Al summit sul clima Meloni ha detto che “dobbiamo utilizzare tutte le tecnologie a disposizione. Non solo rinnovabili, ma anche gas, biocarburanti, idrogeno, cattura della CO2 e, in futuro, il nucleare da fusione che potrebbe produrre energia pulita, sicura e illimitata”. La premier ha rivendicato il ruolo dell’Italia, “impegnata in prima linea sul nucleare da fusione”. D’altra parte, è vero che il più grande progetto di ricerca al mondo sulla fusione nucleare, il consorzio internazionale Iter, è guidato da un ingegnere italiano, Pietro Barabaschi. Mentre Eni, in parallelo, collabora con il Mit di Boston per sviluppare una tecnologia analoga che raggiunga lo stadio commerciale quanto prima. Ma è proprio il tempo il problema. “In questo momento la fusione non è una tecnologia per la produzione di energia e non lo sarà ancora per decenni. Oggi è ancora un ambito di ricerca, che forse un giorno potrà portare a una tecnologia per la produzione di energia, ma nelle migliori delle ipotesi, se va proprio tutto bene, potrà essere pronta nel 2070”, spiega Romano al Foglio.
Una tempistica del tutto inconciliabile con gli impegni sul fronte della decarbonizzazione e con il piano tracciato dal governo. Entro fine anno il ministro dell’Ambiente Gilberto Pichetto Fratin si è impegnato a presentare una legge delega in Parlamento per definire un quadro giuridico normativo che consenta di produrre energia in Italia da fonte nucleare. A questo proposito, come anticipato dal Foglio, c’è la volontà di creare una nuova società che coinvolga Enel, Ansaldo, Cdp e Leonardo per la produzione di reattori. L’obiettivo sarebbe quello indicato nell’ultimo Piano nazionale integrato energia e clima (Pniec), che prevede il nucleare nel mix energetico già a partire dal 2035 fino a raggiungere una quota pari all’11 per cento del nostro fabbisogno al 2050. “Uno scenario del tutto insufficiente per un paese industrializzato con 60 milioni di abitanti e 330 TWh di consumi di elettricità”, commenta Romano, che insieme ad Azione, Radicali Italiani e alcuni comitati ha presentato una proposta di legge di iniziativa popolare a sostegno del nucleare che ha superato 70 mila firme. “Alla luce di studi e simulazioni che tengono conto anche della crescita delle rinnovabili, riteniamo che la quota di nucleare in Italia debba essere pari almeno al 30 per cento del nostro fabbisogno energetico, perché la domanda elettrica aumenterà con l’elettrificazione dell’industria, dei riscaldamenti e del parco auto”. In questo scenario la tecnologia da mettere in campo sarà decisiva per definire qual è l’ambizione del governo Meloni, che tra fusione, fissione e “nucleare di nuova generazione” fa spesso confusione.

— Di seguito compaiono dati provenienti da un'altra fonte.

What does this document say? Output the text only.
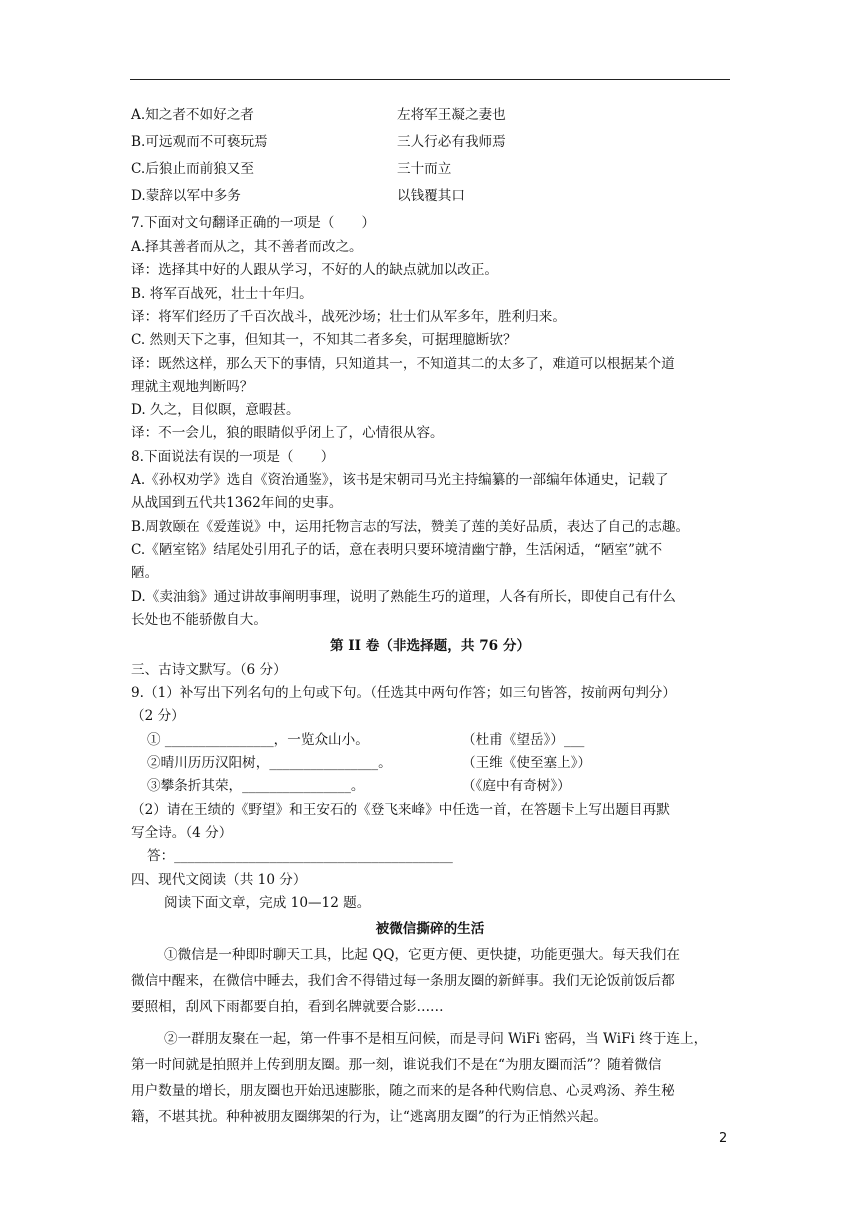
A.知之者不如好之者	左将军王凝之妻也
B.可远观而不可亵玩焉	三人行必有我师焉
C.后狼止而前狼又至	三十而立
D.蒙辞以军中多务	以钱覆其口
7.下面对文句翻译正确的一项是（　　）
A.择其善者而从之，其不善者而改之。
译：选择其中好的人跟从学习，不好的人的缺点就加以改正。
B. 将军百战死，壮士十年归。
译：将军们经历了千百次战斗，战死沙场；壮士们从军多年，胜利归来。
C. 然则天下之事，但知其一，不知其二者多矣，可据理臆断欤？
译：既然这样，那么天下的事情，只知道其一，不知道其二的太多了，难道可以根据某个道
理就主观地判断吗？
D. 久之，目似瞑，意暇甚。
译：不一会儿，狼的眼睛似乎闭上了，心情很从容。
8.下面说法有误的一项是（　　）
A.《孙权劝学》选自《资治通鉴》，该书是宋朝司马光主持编纂的一部编年体通史，记载了
从战国到五代共1362年间的史事。
B.周敦颐在《爱莲说》中，运用托物言志的写法，赞美了莲的美好品质，表达了自己的志趣。
C.《陋室铭》结尾处引用孔子的话，意在表明只要环境清幽宁静，生活闲适，“陋室”就不
陋。
D.《卖油翁》通过讲故事阐明事理，说明了熟能生巧的道理，人各有所长，即使自己有什么
长处也不能骄傲自大。
第 II 卷（非选择题，共 76 分）
三、古诗文默写。（6 分）
9.（1）补写出下列名句的上句或下句。（任选其中两句作答；如三句皆答，按前两句判分）
（2 分）
① ________________，一览众山小。	（杜甫《望岳》）___
②晴川历历汉阳树，________________。	（王维《使至塞上》）
③攀条折其荣，________________。	（《庭中有奇树》）
（2）请在王绩的《野望》和王安石的《登飞来峰》中任选一首，在答题卡上写出题目再默
写全诗。（4 分）
答：_________________________________________
四、现代文阅读（共 10 分）
阅读下面文章，完成 10—12 题。
被微信撕碎的生活
①微信是一种即时聊天工具，比起 QQ，它更方便、更快捷，功能更强大。每天我们在
微信中醒来，在微信中睡去，我们舍不得错过每一条朋友圈的新鲜事。我们无论饭前饭后都
要照相，刮风下雨都要自拍，看到名牌就要合影……
②一群朋友聚在一起，第一件事不是相互问候，而是寻问 WiFi 密码，当 WiFi 终于连上，
第一时间就是拍照并上传到朋友圈。那一刻，谁说我们不是在“为朋友圈而活”？随着微信
用户数量的增长，朋友圈也开始迅速膨胀，随之而来的是各种代购信息、心灵鸡汤、养生秘
籍，不堪其扰。种种被朋友圈绑架的行为，让“逃离朋友圈”的行为正悄然兴起。
2
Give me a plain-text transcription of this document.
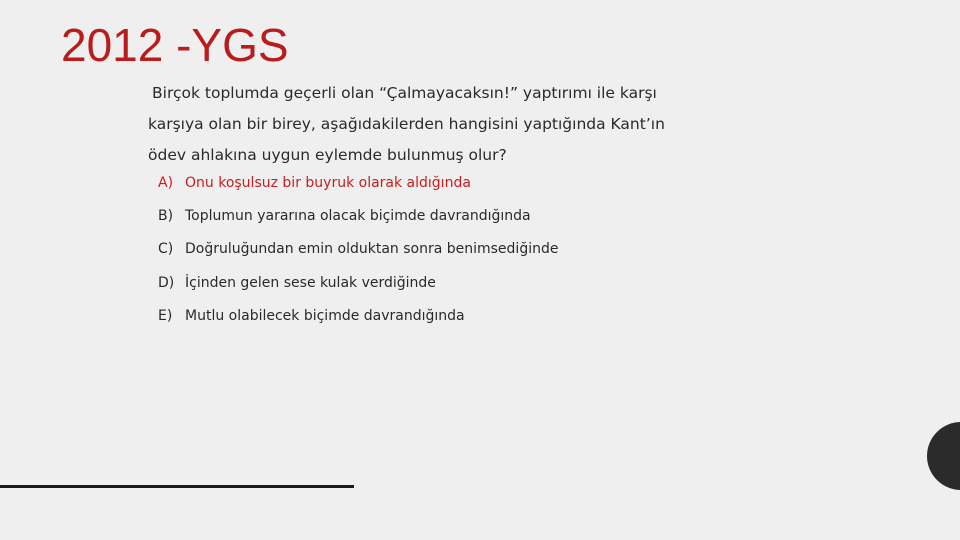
2012 -YGS
Birçok toplumda geçerli olan “Çalmayacaksın!” yaptırımı ile karşı
karşıya olan bir birey, aşağıdakilerden hangisini yaptığında Kant’ın
ödev ahlakına uygun eylemde bulunmuş olur?
A) Onu koşulsuz bir buyruk olarak aldığında
B) Toplumun yararına olacak biçimde davrandığında
C) Doğruluğundan emin olduktan sonra benimsediğinde
D) İçinden gelen sese kulak verdiğinde
E) Mutlu olabilecek biçimde davrandığında
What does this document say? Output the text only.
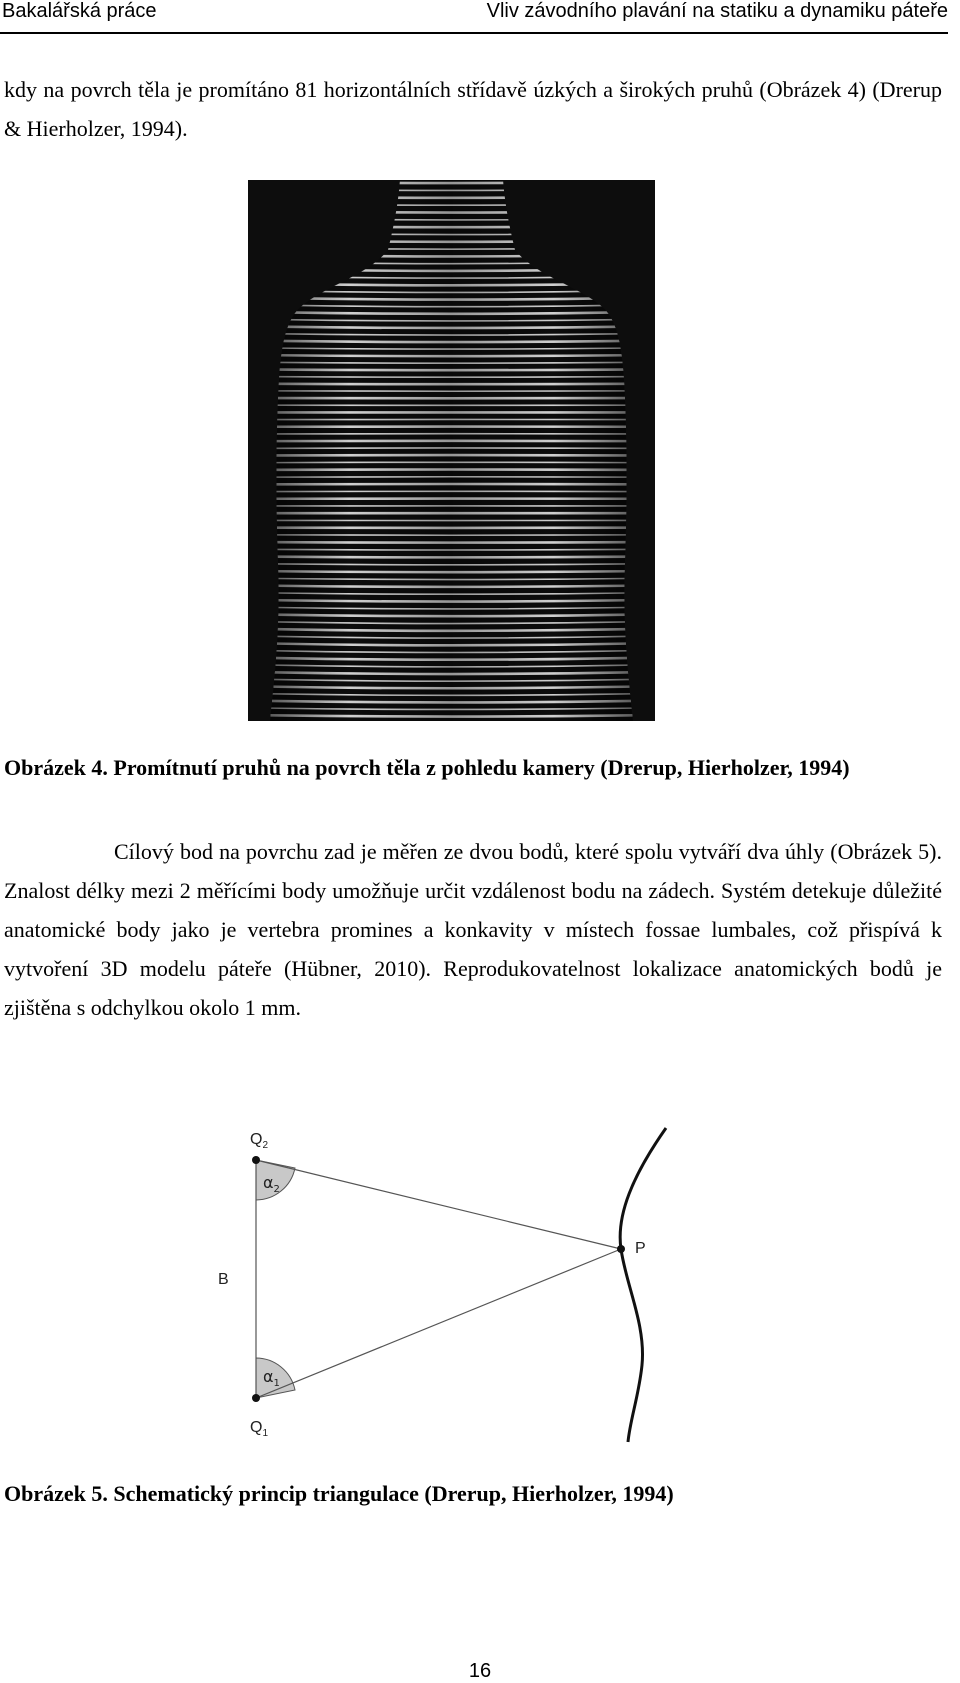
Bakalářská práce	Vliv závodního plavání na statiku a dynamiku páteře

kdy na povrch těla je promítáno 81 horizontálních střídavě úzkých a širokých pruhů (Obrázek 4) (Drerup & Hierholzer, 1994).

Obrázek 4. Promítnutí pruhů na povrch těla z pohledu kamery (Drerup, Hierholzer, 1994)

Cílový bod na povrchu zad je měřen ze dvou bodů, které spolu vytváří dva úhly (Obrázek 5). Znalost délky mezi 2 měřícími body umožňuje určit vzdálenost bodu na zádech. Systém detekuje důležité anatomické body jako je vertebra promines a konkavity v místech fossae lumbales, což přispívá k vytvoření 3D modelu páteře (Hübner, 2010). Reprodukovatelnost lokalizace anatomických bodů je zjištěna s odchylkou okolo 1 mm.

$Q_2$
$Q_1$
B
P
$\alpha_2$
$\alpha_1$

Obrázek 5. Schematický princip triangulace (Drerup, Hierholzer, 1994)

16
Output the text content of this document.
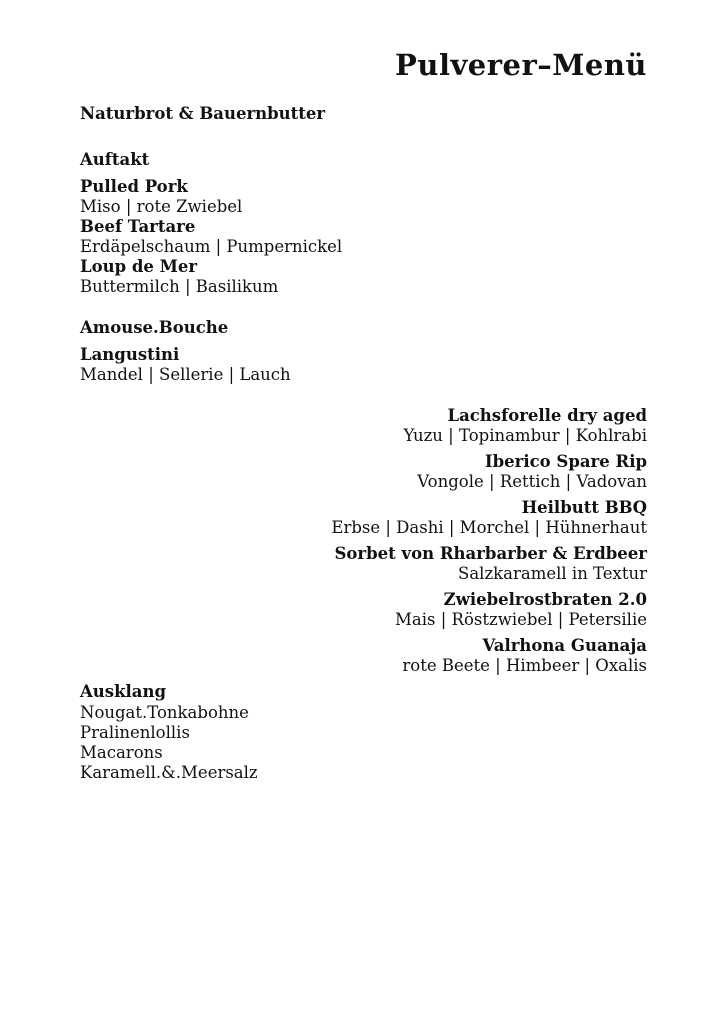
Pulverer–Menü

Naturbrot & Bauernbutter

Auftakt

Pulled Pork

Miso | rote Zwiebel

Beef Tartare

Erdäpelschaum | Pumpernickel

Loup de Mer

Buttermilch | Basilikum

Amouse.Bouche

Langustini

Mandel | Sellerie | Lauch

Lachsforelle dry aged

Yuzu | Topinambur | Kohlrabi

Iberico Spare Rip

Vongole | Rettich | Vadovan

Heilbutt BBQ

Erbse | Dashi | Morchel | Hühnerhaut

Sorbet von Rharbarber & Erdbeer

Salzkaramell in Textur

Zwiebelrostbraten 2.0

Mais | Röstzwiebel | Petersilie

Valrhona Guanaja

rote Beete | Himbeer | Oxalis

Ausklang

Nougat.Tonkabohne

Pralinenlollis

Macarons

Karamell.&.Meersalz
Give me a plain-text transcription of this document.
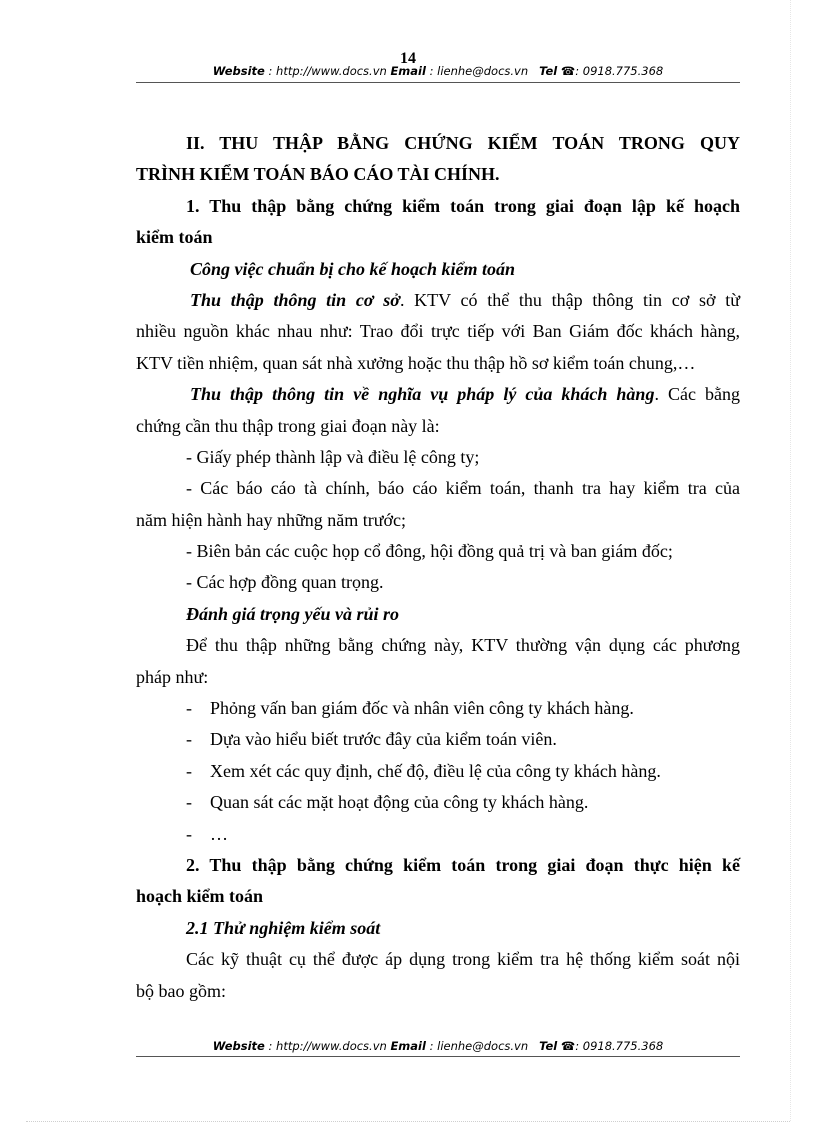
14
Website : http://www.docs.vn Email : lienhe@docs.vn Tel ☎: 0918.775.368
II. THU THẬP BẰNG CHỨNG KIỂM TOÁN TRONG QUY
TRÌNH KIỂM TOÁN BÁO CÁO TÀI CHÍNH.
1. Thu thập bằng chứng kiểm toán trong giai đoạn lập kế hoạch
kiểm toán
Công việc chuẩn bị cho kế hoạch kiểm toán
Thu thập thông tin cơ sở. KTV có thể thu thập thông tin cơ sở từ
nhiều nguồn khác nhau như: Trao đổi trực tiếp với Ban Giám đốc khách hàng,
KTV tiền nhiệm, quan sát nhà xưởng hoặc thu thập hồ sơ kiểm toán chung,…
Thu thập thông tin về nghĩa vụ pháp lý của khách hàng. Các bằng
chứng cần thu thập trong giai đoạn này là:
- Giấy phép thành lập và điều lệ công ty;
- Các báo cáo tà chính, báo cáo kiểm toán, thanh tra hay kiểm tra của
năm hiện hành hay những năm trước;
- Biên bản các cuộc họp cổ đông, hội đồng quả trị và ban giám đốc;
- Các hợp đồng quan trọng.
Đánh giá trọng yếu và rủi ro
Để thu thập những bằng chứng này, KTV thường vận dụng các phương
pháp như:
-	Phỏng vấn ban giám đốc và nhân viên công ty khách hàng.
-	Dựa vào hiểu biết trước đây của kiểm toán viên.
-	Xem xét các quy định, chế độ, điều lệ của công ty khách hàng.
-	Quan sát các mặt hoạt động của công ty khách hàng.
-	…
2. Thu thập bằng chứng kiểm toán trong giai đoạn thực hiện kế
hoạch kiểm toán
2.1 Thử nghiệm kiểm soát
Các kỹ thuật cụ thể được áp dụng trong kiểm tra hệ thống kiểm soát nội
bộ bao gồm:
Website : http://www.docs.vn Email : lienhe@docs.vn Tel ☎: 0918.775.368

Il ministro Pichetto Fratin ha sempre parlato di piccoli impianti modulari (SMR) da applicare in particolar modo al servizio dei distretti industriali, trovando il favore di Confindustria. Ma per Romano e gli altri promotori del referendum la sfida è più grande: “L’Italia ha bisogno di 35 GW di nucleare: non si può soddisfare questa quota solamente con i reattori di piccola taglia, ne servirebbero più di cento, che significa cento procedimenti autorizzativi, cento cantieri. Oggi la migliore tecnologia disponibile sul mercato è quella dei reattori di terza generazione avanzata di grossa taglia. Da qui bisogna partire per fare sul serio”. La beffa, insomma, per un governo che ha infranto il tabù del nucleare tornando a parlarne dopo anni, è quella di non essere preso sul serio. O peggio, di sprecare un’occasione.